Complete step by step solution:
A sound wave travels when the molecules of a medium vibrate, the inertia and the elasticity of the medium plays a significant role to determine the speed of sound. The speed of sound in a gaseous medium (air) is given by-
$v = \sqrt {\dfrac{{\gamma RT}}{\mu }} $
Where v is the velocity of the sound wave,
$\gamma $is the adiabatic index of the medium,
R is the gas constant
$\mu $is the molar mass of the medium
And T is the temperature
Now on studying the options one by one we have-
Pressure- At a constant temperature, the speed of sound does not depend on the pressure.
Temperature- From the formula it is evident that the speed of sound is directly proportional to the root of temperature of the medium, it varies as-
$v \propto \sqrt T $
Thus an increase in the temperature of the medium increases the speed of the sound.
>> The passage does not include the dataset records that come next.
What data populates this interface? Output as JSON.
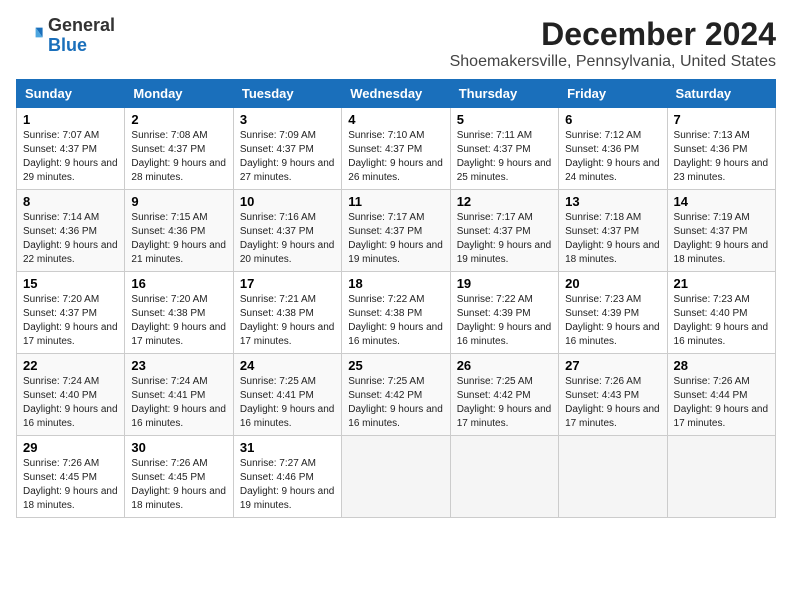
{
  "logo": {
    "general": "General",
    "blue": "Blue"
  },
  "title": "December 2024",
  "subtitle": "Shoemakersville, Pennsylvania, United States",
  "headers": [
    "Sunday",
    "Monday",
    "Tuesday",
    "Wednesday",
    "Thursday",
    "Friday",
    "Saturday"
  ],
  "weeks": [
    [
      {
        "day": "1",
        "sunrise": "Sunrise: 7:07 AM",
        "sunset": "Sunset: 4:37 PM",
        "daylight": "Daylight: 9 hours and 29 minutes."
      },
      {
        "day": "2",
        "sunrise": "Sunrise: 7:08 AM",
        "sunset": "Sunset: 4:37 PM",
        "daylight": "Daylight: 9 hours and 28 minutes."
      },
      {
        "day": "3",
        "sunrise": "Sunrise: 7:09 AM",
        "sunset": "Sunset: 4:37 PM",
        "daylight": "Daylight: 9 hours and 27 minutes."
      },
      {
        "day": "4",
        "sunrise": "Sunrise: 7:10 AM",
        "sunset": "Sunset: 4:37 PM",
        "daylight": "Daylight: 9 hours and 26 minutes."
      },
      {
        "day": "5",
        "sunrise": "Sunrise: 7:11 AM",
        "sunset": "Sunset: 4:37 PM",
        "daylight": "Daylight: 9 hours and 25 minutes."
      },
      {
        "day": "6",
        "sunrise": "Sunrise: 7:12 AM",
        "sunset": "Sunset: 4:36 PM",
        "daylight": "Daylight: 9 hours and 24 minutes."
      },
      {
        "day": "7",
        "sunrise": "Sunrise: 7:13 AM",
        "sunset": "Sunset: 4:36 PM",
        "daylight": "Daylight: 9 hours and 23 minutes."
      }
    ],
    [
      {
        "day": "8",
        "sunrise": "Sunrise: 7:14 AM",
        "sunset": "Sunset: 4:36 PM",
        "daylight": "Daylight: 9 hours and 22 minutes."
      },
      {
        "day": "9",
        "sunrise": "Sunrise: 7:15 AM",
        "sunset": "Sunset: 4:36 PM",
        "daylight": "Daylight: 9 hours and 21 minutes."
      },
      {
        "day": "10",
        "sunrise": "Sunrise: 7:16 AM",
        "sunset": "Sunset: 4:37 PM",
        "daylight": "Daylight: 9 hours and 20 minutes."
      },
      {
        "day": "11",
        "sunrise": "Sunrise: 7:17 AM",
        "sunset": "Sunset: 4:37 PM",
        "daylight": "Daylight: 9 hours and 19 minutes."
      },
      {
        "day": "12",
        "sunrise": "Sunrise: 7:17 AM",
        "sunset": "Sunset: 4:37 PM",
        "daylight": "Daylight: 9 hours and 19 minutes."
      },
      {
        "day": "13",
        "sunrise": "Sunrise: 7:18 AM",
        "sunset": "Sunset: 4:37 PM",
        "daylight": "Daylight: 9 hours and 18 minutes."
      },
      {
        "day": "14",
        "sunrise": "Sunrise: 7:19 AM",
        "sunset": "Sunset: 4:37 PM",
        "daylight": "Daylight: 9 hours and 18 minutes."
      }
    ],
    [
      {
        "day": "15",
        "sunrise": "Sunrise: 7:20 AM",
        "sunset": "Sunset: 4:37 PM",
        "daylight": "Daylight: 9 hours and 17 minutes."
      },
      {
        "day": "16",
        "sunrise": "Sunrise: 7:20 AM",
        "sunset": "Sunset: 4:38 PM",
        "daylight": "Daylight: 9 hours and 17 minutes."
      },
      {
        "day": "17",
        "sunrise": "Sunrise: 7:21 AM",
        "sunset": "Sunset: 4:38 PM",
        "daylight": "Daylight: 9 hours and 17 minutes."
      },
      {
        "day": "18",
        "sunrise": "Sunrise: 7:22 AM",
        "sunset": "Sunset: 4:38 PM",
        "daylight": "Daylight: 9 hours and 16 minutes."
      },
      {
        "day": "19",
        "sunrise": "Sunrise: 7:22 AM",
        "sunset": "Sunset: 4:39 PM",
        "daylight": "Daylight: 9 hours and 16 minutes."
      },
      {
        "day": "20",
        "sunrise": "Sunrise: 7:23 AM",
        "sunset": "Sunset: 4:39 PM",
        "daylight": "Daylight: 9 hours and 16 minutes."
      },
      {
        "day": "21",
        "sunrise": "Sunrise: 7:23 AM",
        "sunset": "Sunset: 4:40 PM",
        "daylight": "Daylight: 9 hours and 16 minutes."
      }
    ],
    [
      {
        "day": "22",
        "sunrise": "Sunrise: 7:24 AM",
        "sunset": "Sunset: 4:40 PM",
        "daylight": "Daylight: 9 hours and 16 minutes."
      },
      {
        "day": "23",
        "sunrise": "Sunrise: 7:24 AM",
        "sunset": "Sunset: 4:41 PM",
        "daylight": "Daylight: 9 hours and 16 minutes."
      },
      {
        "day": "24",
        "sunrise": "Sunrise: 7:25 AM",
        "sunset": "Sunset: 4:41 PM",
        "daylight": "Daylight: 9 hours and 16 minutes."
      },
      {
        "day": "25",
        "sunrise": "Sunrise: 7:25 AM",
        "sunset": "Sunset: 4:42 PM",
        "daylight": "Daylight: 9 hours and 16 minutes."
      },
      {
        "day": "26",
        "sunrise": "Sunrise: 7:25 AM",
        "sunset": "Sunset: 4:42 PM",
        "daylight": "Daylight: 9 hours and 17 minutes."
      },
      {
        "day": "27",
        "sunrise": "Sunrise: 7:26 AM",
        "sunset": "Sunset: 4:43 PM",
        "daylight": "Daylight: 9 hours and 17 minutes."
      },
      {
        "day": "28",
        "sunrise": "Sunrise: 7:26 AM",
        "sunset": "Sunset: 4:44 PM",
        "daylight": "Daylight: 9 hours and 17 minutes."
      }
    ],
    [
      {
        "day": "29",
        "sunrise": "Sunrise: 7:26 AM",
        "sunset": "Sunset: 4:45 PM",
        "daylight": "Daylight: 9 hours and 18 minutes."
      },
      {
        "day": "30",
        "sunrise": "Sunrise: 7:26 AM",
        "sunset": "Sunset: 4:45 PM",
        "daylight": "Daylight: 9 hours and 18 minutes."
      },
      {
        "day": "31",
        "sunrise": "Sunrise: 7:27 AM",
        "sunset": "Sunset: 4:46 PM",
        "daylight": "Daylight: 9 hours and 19 minutes."
      },
      null,
      null,
      null,
      null
    ]
  ]
}
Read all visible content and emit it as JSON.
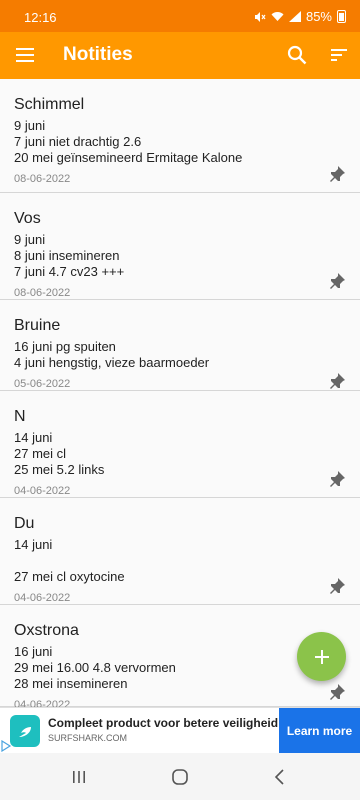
{
  "status_bar": {
    "time": "12:16",
    "battery": "85%"
  },
  "app_bar": {
    "title": "Notities"
  },
  "notes": [
    {
      "title": "Schimmel",
      "lines": [
        "9 juni",
        "7 juni niet drachtig 2.6",
        "20 mei geïnsemineerd Ermitage Kalone"
      ],
      "date": "08-06-2022"
    },
    {
      "title": "Vos",
      "lines": [
        "9 juni",
        "8 juni insemineren",
        "7 juni 4.7 cv23 +++"
      ],
      "date": "08-06-2022"
    },
    {
      "title": "Bruine",
      "lines": [
        "16 juni pg spuiten",
        "4 juni hengstig, vieze baarmoeder"
      ],
      "date": "05-06-2022"
    },
    {
      "title": "N",
      "lines": [
        "14 juni",
        "27 mei cl",
        "25 mei 5.2 links"
      ],
      "date": "04-06-2022"
    },
    {
      "title": "Du",
      "lines": [
        "14 juni",
        "",
        "27 mei cl oxytocine"
      ],
      "date": "04-06-2022"
    },
    {
      "title": "Oxstrona",
      "lines": [
        "16 juni",
        "29 mei 16.00 4.8 vervormen",
        "28 mei insemineren"
      ],
      "date": "04-06-2022"
    }
  ],
  "ad": {
    "headline": "Compleet product voor betere veiligheid",
    "domain": "SURFSHARK.COM",
    "cta": "Learn more"
  },
  "colors": {
    "status_bar": "#f57c00",
    "app_bar": "#ff9800",
    "fab": "#8bc34a",
    "ad_button": "#1a73e8"
  }
}
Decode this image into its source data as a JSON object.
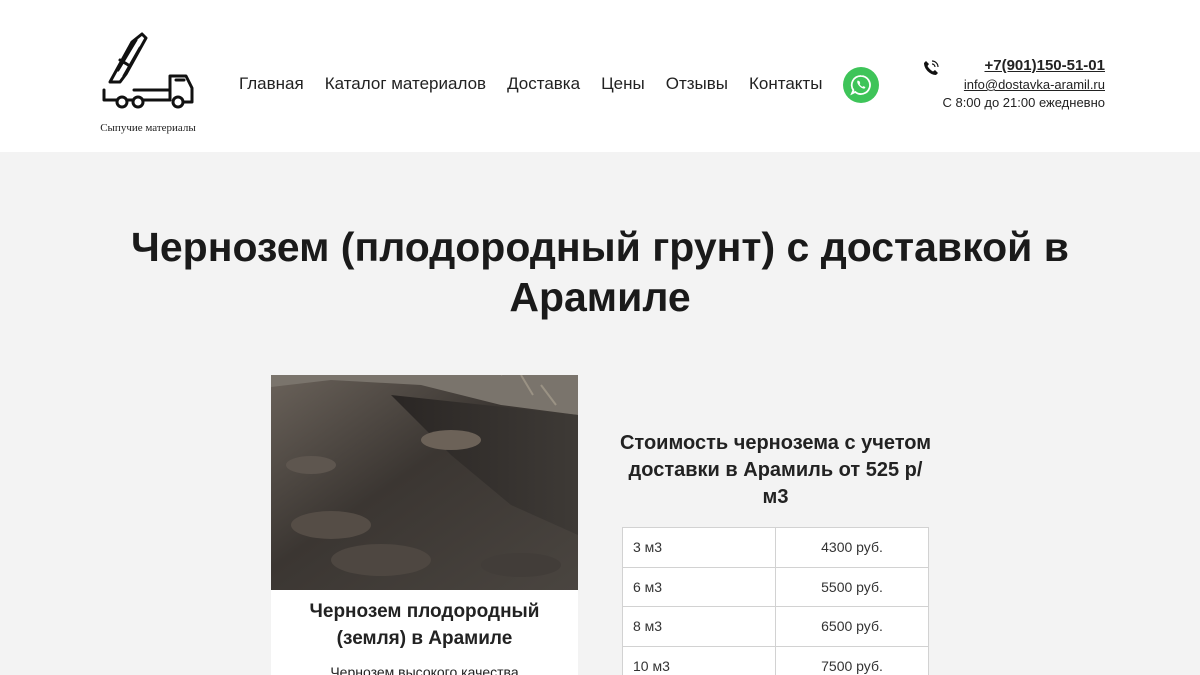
{
  "header": {
    "logo": {
      "icon": "dump-truck-icon",
      "caption": "Сыпучие материалы"
    },
    "nav": [
      "Главная",
      "Каталог материалов",
      "Доставка",
      "Цены",
      "Отзывы",
      "Контакты"
    ],
    "whatsapp": {
      "icon": "whatsapp-icon",
      "color": "#3ec459"
    },
    "contacts": {
      "phone_icon": "phone-icon",
      "phone": "+7(901)150-51-01",
      "email": "info@dostavka-aramil.ru",
      "hours": "С 8:00 до 21:00 ежедневно"
    }
  },
  "page_title": "Чернозем (плодородный грунт) с доставкой в Арамиле",
  "card": {
    "image": "black-soil-photo",
    "title": "Чернозем плодородный (земля) в Арамиле",
    "description": "Чернозем высокого качества"
  },
  "pricing": {
    "heading": "Стоимость чернозема с учетом доставки в Арамиль от 525 р/м3",
    "rows": [
      {
        "volume": "3 м3",
        "price": "4300 руб."
      },
      {
        "volume": "6 м3",
        "price": "5500 руб."
      },
      {
        "volume": "8 м3",
        "price": "6500 руб."
      },
      {
        "volume": "10 м3",
        "price": "7500 руб."
      }
    ]
  }
}
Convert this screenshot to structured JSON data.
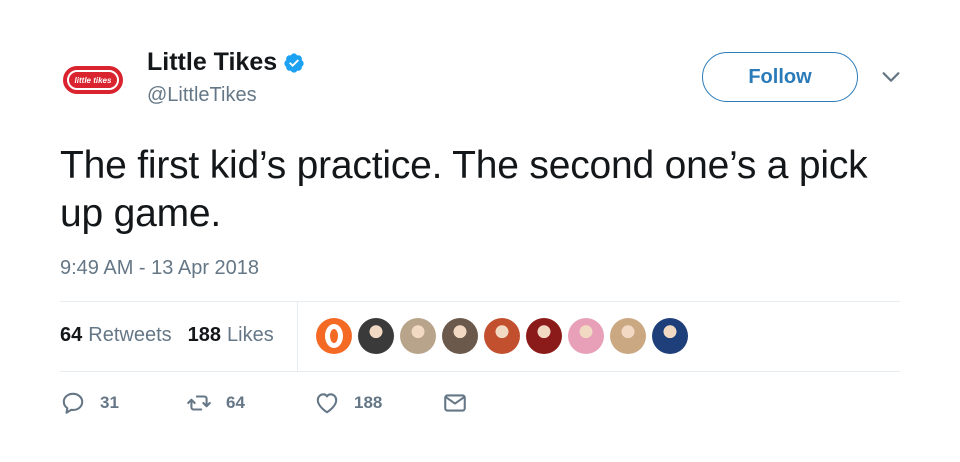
{
  "author": {
    "display_name": "Little Tikes",
    "handle": "@LittleTikes",
    "avatar_text": "little tikes"
  },
  "header": {
    "follow_label": "Follow"
  },
  "tweet": {
    "text": "The first kid’s practice. The second one’s a pick up game.",
    "timestamp": "9:49 AM - 13 Apr 2018"
  },
  "stats": {
    "retweets_count": "64",
    "retweets_label": "Retweets",
    "likes_count": "188",
    "likes_label": "Likes"
  },
  "likers": [
    {
      "name": "liker-1",
      "color": "#f46a25"
    },
    {
      "name": "liker-2",
      "color": "#3a3a3a"
    },
    {
      "name": "liker-3",
      "color": "#b8a48a"
    },
    {
      "name": "liker-4",
      "color": "#6b5a4c"
    },
    {
      "name": "liker-5",
      "color": "#c2502e"
    },
    {
      "name": "liker-6",
      "color": "#8b1a1a"
    },
    {
      "name": "liker-7",
      "color": "#e7a0b7"
    },
    {
      "name": "liker-8",
      "color": "#c9a882"
    },
    {
      "name": "liker-9",
      "color": "#1f3f7a"
    }
  ],
  "actions": {
    "reply_count": "31",
    "retweet_count": "64",
    "like_count": "188"
  },
  "colors": {
    "accent": "#2b7bb9",
    "verified": "#1da1f2",
    "secondary_text": "#657786",
    "brand_red": "#d9232e"
  }
}
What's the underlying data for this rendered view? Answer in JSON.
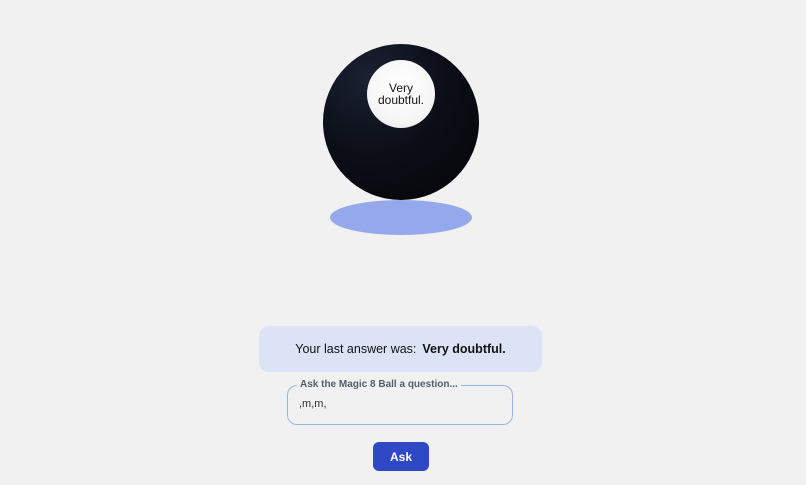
{
  "ball": {
    "answer_line1": "Very",
    "answer_line2": "doubtful.",
    "color": "#030406",
    "shadow_color": "#96a8ec"
  },
  "last_answer": {
    "prefix": "Your last answer was:",
    "value": "Very doubtful."
  },
  "question_field": {
    "label": "Ask the Magic 8 Ball a question...",
    "value": ",m,m,"
  },
  "ask_button": {
    "label": "Ask",
    "color": "#2f48c5"
  }
}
Medium- The speed of sound is different in different mediums- the speed is maximum in solids and the minimum in the liquids. For solids the speed depends on the young’s modulus of the material, for liquids it is the bulk modulus of the material and for gases it is the adiabatic index, gas constant and temperature.
Humidity- If the amount of water is increased in the air, the density of air decreases. Here, It is assumed that the air molecules are the medium through which sound travels and if humidity is introduced in a medium, for a constant temperature and pressure the number of air molecules would be less per unit area, thus a decrease in the density of air. Since the speed of sound depends on the density of the material as-
$v \propto \dfrac{1}{{\sqrt \rho }}$, thus the velocity would increase here. Hence, speed of sound depends on the humidity, although the change produced is very less.

It is clear that the speed of sound does not depend on the pressure of the medium thus option (A) is correct.


Note: In the formula for the velocity, the value of $RT$can be replaced by $PV$and the numerator and the denominator are divided by V, it becomes-
$v = \sqrt {\dfrac{{\gamma P}}{\rho }} $ but it is not possible to change the pressure of the medium without changing its temperature. So the pressure does not affect the speed of sound.